Most of us believe that caregiving must focus on the mind, body and soul. When seniors are lonely, they get depressed, just like you and I. Human beings need companionship, but we also need the right type of companionship. Perhaps like you, I strongly believe in matching a caregiver’s personality with that of their client and I find it so unfortunate that many companies in the in-home care industry do not concentrate on this. Matching client personalities makes for a positive relationship, stronger mental health, and a stress free in-home caregiver situation. Everyone wins.

Yes, it takes a little longer to find the right caregiver, but that’s okay, because in good in-home care companies they’ve found it prevents turnover, which is one of the complaints that many in the industry have. A true companionship-based caregiver scenario is one where the client is treated like family. The best way to achieve this is to make a proper match so that both the caregiver and the client see each other as family, it is best when it is a two-way street.

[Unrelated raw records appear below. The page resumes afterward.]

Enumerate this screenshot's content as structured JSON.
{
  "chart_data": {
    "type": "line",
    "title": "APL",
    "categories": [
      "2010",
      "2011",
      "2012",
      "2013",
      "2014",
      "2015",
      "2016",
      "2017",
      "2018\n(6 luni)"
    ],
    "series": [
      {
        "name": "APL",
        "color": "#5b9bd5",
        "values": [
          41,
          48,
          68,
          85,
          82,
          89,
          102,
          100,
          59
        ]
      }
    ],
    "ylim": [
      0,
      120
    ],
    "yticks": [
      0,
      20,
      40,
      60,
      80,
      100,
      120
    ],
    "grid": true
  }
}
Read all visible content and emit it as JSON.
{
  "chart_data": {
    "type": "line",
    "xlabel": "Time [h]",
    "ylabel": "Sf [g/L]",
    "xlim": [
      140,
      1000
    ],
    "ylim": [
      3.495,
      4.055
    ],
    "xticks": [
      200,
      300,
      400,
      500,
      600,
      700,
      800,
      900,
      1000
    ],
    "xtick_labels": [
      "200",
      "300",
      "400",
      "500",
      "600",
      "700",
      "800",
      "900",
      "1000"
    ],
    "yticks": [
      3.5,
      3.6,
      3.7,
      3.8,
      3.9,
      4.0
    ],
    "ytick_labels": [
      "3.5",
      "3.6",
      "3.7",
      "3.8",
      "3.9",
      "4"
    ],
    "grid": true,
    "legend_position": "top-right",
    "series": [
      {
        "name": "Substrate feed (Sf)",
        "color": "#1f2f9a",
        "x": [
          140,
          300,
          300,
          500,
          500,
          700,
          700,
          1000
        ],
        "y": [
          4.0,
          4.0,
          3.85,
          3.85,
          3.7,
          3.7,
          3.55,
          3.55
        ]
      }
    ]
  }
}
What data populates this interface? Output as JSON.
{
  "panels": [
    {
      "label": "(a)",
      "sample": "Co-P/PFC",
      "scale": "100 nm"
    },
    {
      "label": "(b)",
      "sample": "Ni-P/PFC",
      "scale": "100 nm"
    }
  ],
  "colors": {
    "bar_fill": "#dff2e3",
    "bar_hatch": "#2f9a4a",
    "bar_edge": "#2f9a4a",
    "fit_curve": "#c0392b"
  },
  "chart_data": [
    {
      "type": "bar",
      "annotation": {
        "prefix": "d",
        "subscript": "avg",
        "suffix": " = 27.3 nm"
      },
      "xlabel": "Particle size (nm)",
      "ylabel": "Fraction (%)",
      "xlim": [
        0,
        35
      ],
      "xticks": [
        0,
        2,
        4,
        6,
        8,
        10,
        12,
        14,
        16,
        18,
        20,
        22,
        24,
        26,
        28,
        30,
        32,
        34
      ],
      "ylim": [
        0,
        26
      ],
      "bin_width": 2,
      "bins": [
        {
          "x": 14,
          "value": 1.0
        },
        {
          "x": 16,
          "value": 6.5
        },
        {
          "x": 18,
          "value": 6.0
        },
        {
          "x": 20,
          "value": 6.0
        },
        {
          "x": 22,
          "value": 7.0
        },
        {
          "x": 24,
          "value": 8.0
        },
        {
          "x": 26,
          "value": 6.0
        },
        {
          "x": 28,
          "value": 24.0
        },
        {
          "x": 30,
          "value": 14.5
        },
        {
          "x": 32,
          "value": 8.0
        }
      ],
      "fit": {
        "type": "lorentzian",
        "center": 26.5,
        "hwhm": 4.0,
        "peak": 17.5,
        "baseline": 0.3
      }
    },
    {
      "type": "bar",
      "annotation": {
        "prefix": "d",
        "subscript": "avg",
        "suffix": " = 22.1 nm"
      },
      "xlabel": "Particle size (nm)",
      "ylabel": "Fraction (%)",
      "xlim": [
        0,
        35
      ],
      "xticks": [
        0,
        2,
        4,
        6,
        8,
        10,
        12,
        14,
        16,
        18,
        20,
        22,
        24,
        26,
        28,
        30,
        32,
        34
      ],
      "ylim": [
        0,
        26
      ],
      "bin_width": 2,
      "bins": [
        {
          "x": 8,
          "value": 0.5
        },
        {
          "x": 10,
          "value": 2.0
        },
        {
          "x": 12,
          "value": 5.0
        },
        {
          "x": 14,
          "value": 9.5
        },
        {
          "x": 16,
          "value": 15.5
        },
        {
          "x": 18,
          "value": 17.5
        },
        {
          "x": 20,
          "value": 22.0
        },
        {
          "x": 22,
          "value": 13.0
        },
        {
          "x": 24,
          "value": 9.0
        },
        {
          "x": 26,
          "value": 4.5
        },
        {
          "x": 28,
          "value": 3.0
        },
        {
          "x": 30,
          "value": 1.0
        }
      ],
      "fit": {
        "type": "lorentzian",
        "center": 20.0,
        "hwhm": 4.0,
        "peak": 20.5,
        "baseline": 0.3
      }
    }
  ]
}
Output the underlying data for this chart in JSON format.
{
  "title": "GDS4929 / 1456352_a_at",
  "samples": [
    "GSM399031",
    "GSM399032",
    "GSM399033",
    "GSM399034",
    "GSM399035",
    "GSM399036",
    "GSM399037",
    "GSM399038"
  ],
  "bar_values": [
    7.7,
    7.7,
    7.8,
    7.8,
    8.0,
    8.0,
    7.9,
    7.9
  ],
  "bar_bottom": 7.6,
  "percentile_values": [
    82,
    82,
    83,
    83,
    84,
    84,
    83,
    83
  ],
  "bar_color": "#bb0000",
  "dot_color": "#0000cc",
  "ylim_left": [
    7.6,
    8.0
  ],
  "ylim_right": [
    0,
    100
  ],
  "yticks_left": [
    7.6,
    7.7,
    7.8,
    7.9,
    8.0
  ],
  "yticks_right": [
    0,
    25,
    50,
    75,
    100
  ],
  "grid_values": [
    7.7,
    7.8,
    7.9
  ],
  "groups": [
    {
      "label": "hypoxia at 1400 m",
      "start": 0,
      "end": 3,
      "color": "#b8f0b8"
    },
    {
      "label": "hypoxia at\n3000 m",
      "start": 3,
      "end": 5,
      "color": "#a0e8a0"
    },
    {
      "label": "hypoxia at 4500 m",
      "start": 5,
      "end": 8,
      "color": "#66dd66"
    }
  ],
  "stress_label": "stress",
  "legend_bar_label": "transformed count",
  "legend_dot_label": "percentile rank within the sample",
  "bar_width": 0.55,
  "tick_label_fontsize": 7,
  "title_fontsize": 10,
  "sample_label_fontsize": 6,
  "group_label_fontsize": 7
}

There was a very good research study in the “Journal of Health Psychology” put out by the American Psychological Association in 2011 (Cite: Vol. 30, No. 4, 377-385. DOI: 10.1037/a0022826). The research is titled; “Loneliness, Social Isolation, and Behavioral and Biological Health Indicators in Older Adults,” by Aparna Shankar, Anne McMunn, and Andrew Steptoe. In conclusion the research paper notes:

“Loneliness and social isolation may affect health independently through their effects on health behaviors. In addition, social isolation may also affect health through biological processes associated with the development of cardiovascular disease.”

For those of who work as caregivers, they are hardly surprised. In fact, experts in the sector have been saying this all along. The families of elderly tell us that they too are concerned and it is often one of the primary reasons they contact a company for in-home caregiver services. I hope you understand and agree with myself, the families, and the empirical scientific research.

I believe no one should have to be lonely in old age, we are here to serve, and glad to help our clients live happy, healthy and with compassionate companionship. As our population ages these issues emerge to the forefront, and it is all of our responsibilities to makes sure everyone concerned is served fairly and treated with dignity. Please do the research and think of those people you know who are in need, we must make such positive steps a reality for all.